Sur chaque carte proposée, de manière claire: un nom, une date, un auteur et surtout des indications très pertinentes dont on ne trouve pas toujours les références dans d’autres ouvrages: le type de support originel, le lieu de stockage ou d’exposition et même un petit pictogramme qui donne l’échelle au regard d’une main ou d’une silhouette. C’est alors une indication qui saute aux yeux, même du géographe le plus érudit: certaines œuvres sont monumentales (la carte des dix mille pays de la terre de Matteo Ricci en 1602, p. 126, par exemple) alors que d’autres au contraire, minuscules, sont des trésors de minutie (Mappemonde de Sawley, p. 50). Les textes sont très synthétiques, mais de nombreux encarts sur les techniques abordées, le contexte historique ou les auteurs apportent des détails bienvenus. Cependant, c’est dans le choix des cartes «exotiques» que ce livre se révèle le plus intéressant. L’auteur nous propose en détail des travaux magnifiques que nous ne voyons que rarement dans la littérature: la carte aztèque de Tenochtitlan (p. 105), les cartes nautiques de Zheng He (p. 135), ou encore la carte du monde indienne (p. 176). Le voyage dans le temps se double d’un voyage dans l’espace nous révélant des maîtres cartographes aux quatre coins du monde.
Si le choix des cartes n’est pas exhaustif (comment pourrait-il l’être d’ailleurs tant l’histoire de la cartographie est riche de merveilles!), il parait évident que l’auteur (peut-être à la demande des éditeurs) a privilégié l’esthétique et le spectaculaire.

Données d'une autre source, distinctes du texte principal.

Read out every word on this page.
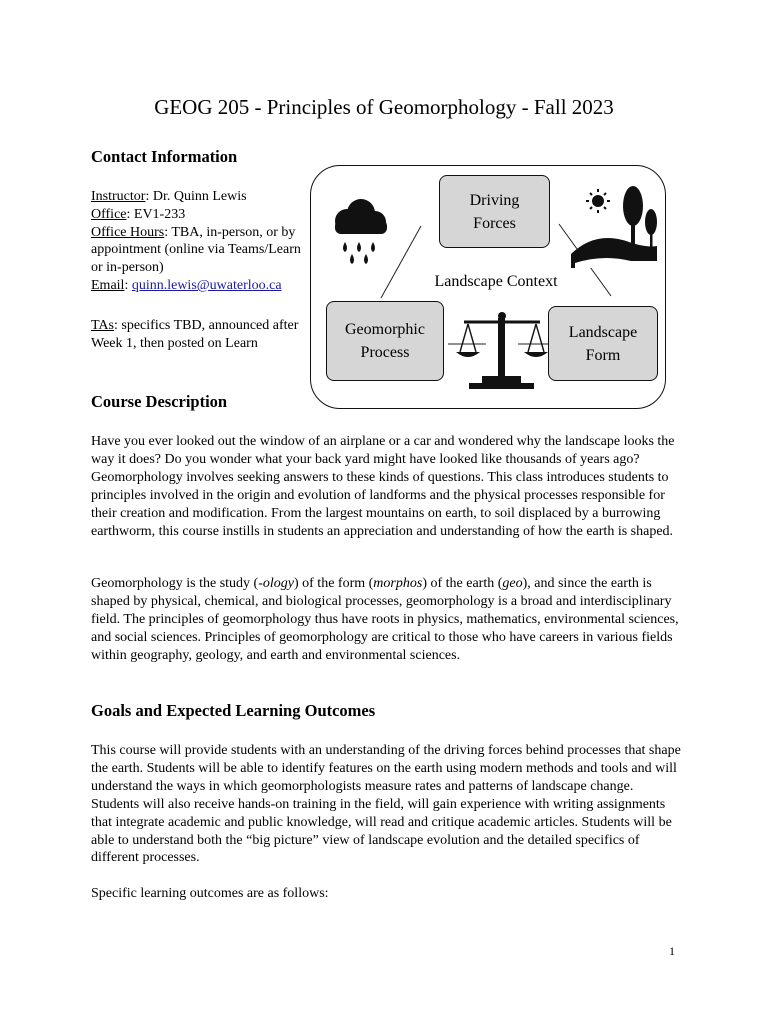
GEOG 205 - Principles of Geomorphology - Fall 2023
Contact Information

Instructor: Dr. Quinn Lewis

Office: EV1-233

Office Hours: TBA, in-person, or by appointment (online via Teams/Learn or in-person)

Email: quinn.lewis@uwaterloo.ca

TAs: specifics TBD, announced after Week 1, then posted on Learn

Driving
Forces
Geomorphic
Process
Landscape
Form
Landscape Context
Course Description

Have you ever looked out the window of an airplane or a car and wondered why the landscape looks the way it does? Do you wonder what your back yard might have looked like thousands of years ago? Geomorphology involves seeking answers to these kinds of questions. This class introduces students to principles involved in the origin and evolution of landforms and the physical processes responsible for their creation and modification. From the largest mountains on earth, to soil displaced by a burrowing earthworm, this course instills in students an appreciation and understanding of how the earth is shaped.

Geomorphology is the study (-ology) of the form (morphos) of the earth (geo), and since the earth is shaped by physical, chemical, and biological processes, geomorphology is a broad and interdisciplinary field. The principles of geomorphology thus have roots in physics, mathematics, environmental sciences, and social sciences. Principles of geomorphology are critical to those who have careers in various fields within geography, geology, and earth and environmental sciences.

Goals and Expected Learning Outcomes

This course will provide students with an understanding of the driving forces behind processes that shape the earth. Students will be able to identify features on the earth using modern methods and tools and will understand the ways in which geomorphologists measure rates and patterns of landscape change. Students will also receive hands-on training in the field, will gain experience with writing assignments that integrate academic and public knowledge, will read and critique academic articles. Students will be able to understand both the “big picture” view of landscape evolution and the detailed specifics of different processes.

Specific learning outcomes are as follows:

1
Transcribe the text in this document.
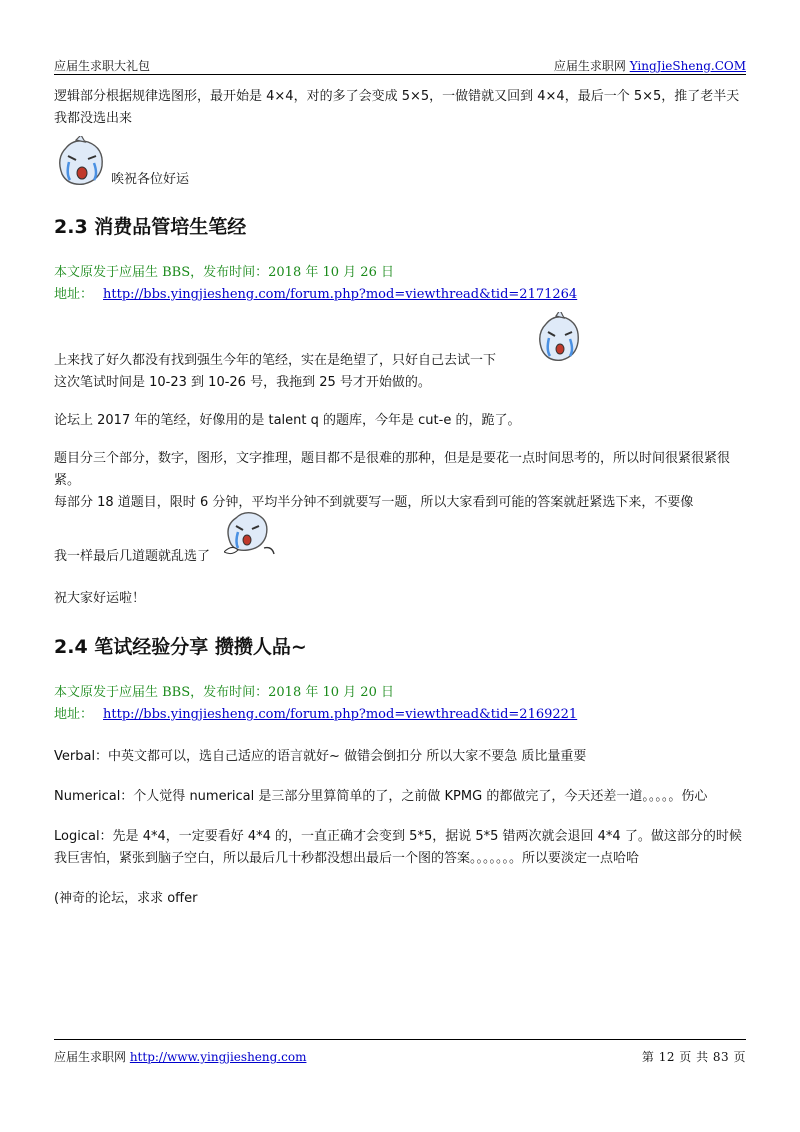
应届生求职大礼包	应届生求职网 YingJieSheng.COM

逻辑部分根据规律选图形，最开始是 4×4，对的多了会变成 5×5，一做错就又回到 4×4，最后一个 5×5，推了老半天我都没选出来

唉祝各位好运
2.3 消费品管培生笔经
本文原发于应届生 BBS，发布时间：2018 年 10 月 26 日
地址： http://bbs.yingjiesheng.com/forum.php?mod=viewthread&tid=2171264

上来找了好久都没有找到强生今年的笔经，实在是绝望了，只好自己去试一下

这次笔试时间是 10-23 到 10-26 号，我拖到 25 号才开始做的。

论坛上 2017 年的笔经，好像用的是 talent q 的题库，今年是 cut-e 的，跪了。

题目分三个部分，数字，图形，文字推理，题目都不是很难的那种，但是是要花一点时间思考的，所以时间很紧很紧很紧。

每部分 18 道题目，限时 6 分钟，平均半分钟不到就要写一题，所以大家看到可能的答案就赶紧选下来，不要像

我一样最后几道题就乱选了

祝大家好运啦！

2.4 笔试经验分享 攒攒人品~
本文原发于应届生 BBS，发布时间：2018 年 10 月 20 日
地址： http://bbs.yingjiesheng.com/forum.php?mod=viewthread&tid=2169221

Verbal：中英文都可以，选自己适应的语言就好~ 做错会倒扣分 所以大家不要急 质比量重要

Numerical：个人觉得 numerical 是三部分里算简单的了，之前做 KPMG 的都做完了，今天还差一道。。。。。伤心

Logical：先是 4*4，一定要看好 4*4 的，一直正确才会变到 5*5，据说 5*5 错两次就会退回 4*4 了。做这部分的时候我巨害怕，紧张到脑子空白，所以最后几十秒都没想出最后一个图的答案。。。。。。。所以要淡定一点哈哈

(神奇的论坛，求求 offer

应届生求职网 http://www.yingjiesheng.com	第 12 页 共 83 页
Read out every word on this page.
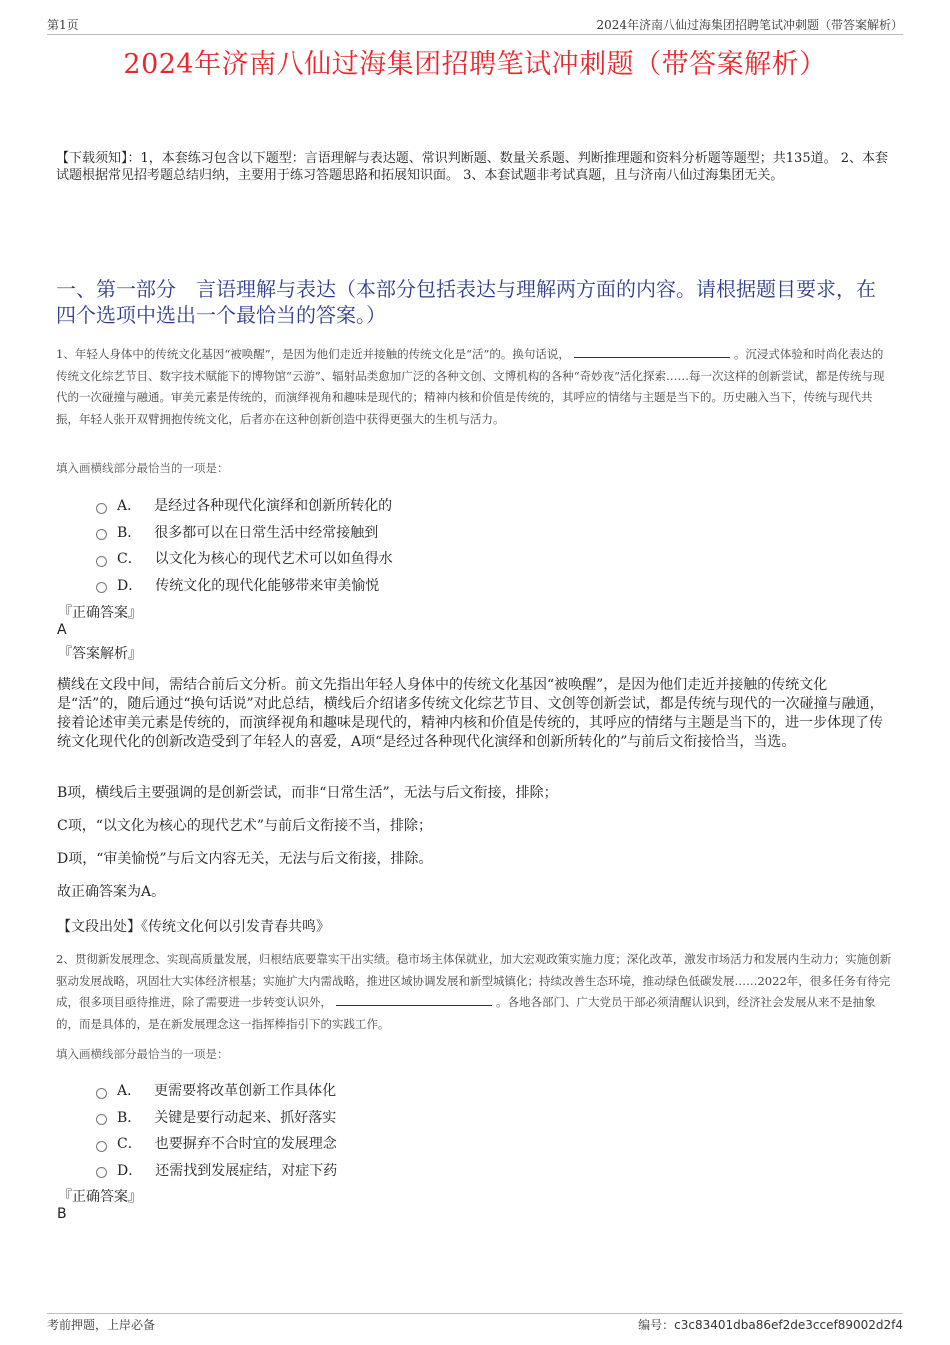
第1页	2024年济南八仙过海集团招聘笔试冲刺题（带答案解析）
2024年济南八仙过海集团招聘笔试冲刺题（带答案解析）
【下载须知】：1，本套练习包含以下题型：言语理解与表达题、常识判断题、数量关系题、判断推理题和资料分析题等题型；共135道。 2、本套试题根据常见招考题总结归纳，主要用于练习答题思路和拓展知识面。 3、本套试题非考试真题，且与济南八仙过海集团无关。
一、第一部分　言语理解与表达（本部分包括表达与理解两方面的内容。请根据题目要求，在四个选项中选出一个最恰当的答案。）
1、年轻人身体中的传统文化基因“被唤醒”，是因为他们走近并接触的传统文化是“活”的。换句话说，	。沉浸式体验和时尚化表达的传统文化综艺节目、数字技术赋能下的博物馆“云游”、辐射品类愈加广泛的各种文创、文博机构的各种“奇妙夜”活化探索……每一次这样的创新尝试，都是传统与现代的一次碰撞与融通。审美元素是传统的，而演绎视角和趣味是现代的；精神内核和价值是传统的，其呼应的情绪与主题是当下的。历史融入当下，传统与现代共振，年轻人张开双臂拥抱传统文化，后者亦在这种创新创造中获得更强大的生机与活力。
填入画横线部分最恰当的一项是：
A． 是经过各种现代化演绎和创新所转化的
B． 很多都可以在日常生活中经常接触到
C． 以文化为核心的现代艺术可以如鱼得水
D． 传统文化的现代化能够带来审美愉悦
『正确答案』
A
『答案解析』
横线在文段中间，需结合前后文分析。前文先指出年轻人身体中的传统文化基因“被唤醒”，是因为他们走近并接触的传统文化是“活”的，随后通过“换句话说”对此总结，横线后介绍诸多传统文化综艺节目、文创等创新尝试，都是传统与现代的一次碰撞与融通，接着论述审美元素是传统的，而演绎视角和趣味是现代的，精神内核和价值是传统的，其呼应的情绪与主题是当下的，进一步体现了传统文化现代化的创新改造受到了年轻人的喜爱，A项“是经过各种现代化演绎和创新所转化的”与前后文衔接恰当，当选。
B项，横线后主要强调的是创新尝试，而非“日常生活”，无法与后文衔接，排除；
C项，“以文化为核心的现代艺术”与前后文衔接不当，排除；
D项，“审美愉悦”与后文内容无关，无法与后文衔接，排除。
故正确答案为A。
【文段出处】《传统文化何以引发青春共鸣》
2、贯彻新发展理念、实现高质量发展，归根结底要靠实干出实绩。稳市场主体保就业，加大宏观政策实施力度；深化改革，激发市场活力和发展内生动力；实施创新驱动发展战略，巩固壮大实体经济根基；实施扩大内需战略，推进区域协调发展和新型城镇化；持续改善生态环境，推动绿色低碳发展……2022年，很多任务有待完成，很多项目亟待推进，除了需要进一步转变认识外，	。各地各部门、广大党员干部必须清醒认识到，经济社会发展从来不是抽象的，而是具体的，是在新发展理念这一指挥棒指引下的实践工作。
填入画横线部分最恰当的一项是：
A． 更需要将改革创新工作具体化
B． 关键是要行动起来、抓好落实
C． 也要摒弃不合时宜的发展理念
D． 还需找到发展症结，对症下药
『正确答案』
B
考前押题，上岸必备	编号：c3c83401dba86ef2de3ccef89002d2f4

Jerry Brotton avait déjà publié chez Flammarion, en 2013, un ouvrage traitant sensiblement du même sujet: Une histoire du monde en 12 cartes (chroniqué pour Mappemonde par Sébastien Velut), s’adressant plutôt à un public d’érudits autour de seulement 12 représentations. Pour les éditions GÉO, il a, en quelque sorte, multiplié les exemples graphiques et grandement édulcoré les textes dans cette nouvelle publication, cette fois, volontairement grand public.
L’enthousiasme des premiers chapitres s’érode dans les deux derniers avec des représentations étrangement associées: passer, par exemple, de la carte Dymaxion (p. 220), à la carte de la Lune (p. 224), puis à la carte du monde équivalente (p. 226) dans un chapitre intitulé «Cartographie moderne» parait peu cohérent. Progrès techniques, démarche sémantique ou sémiologie graphique sont abordés pêle-mêle. De même, la démarche artistique pure n’est hélas abordée que par la Mappa del mondo d’Alighiero Boetti (p. 232) et la Nova Utopia de Stephen Walter (p. 240). Pour un ouvrage qui met en exergue la beauté des cartes «classiques», quel dommage d’avoir à peine effleuré l’art dans la cartographie!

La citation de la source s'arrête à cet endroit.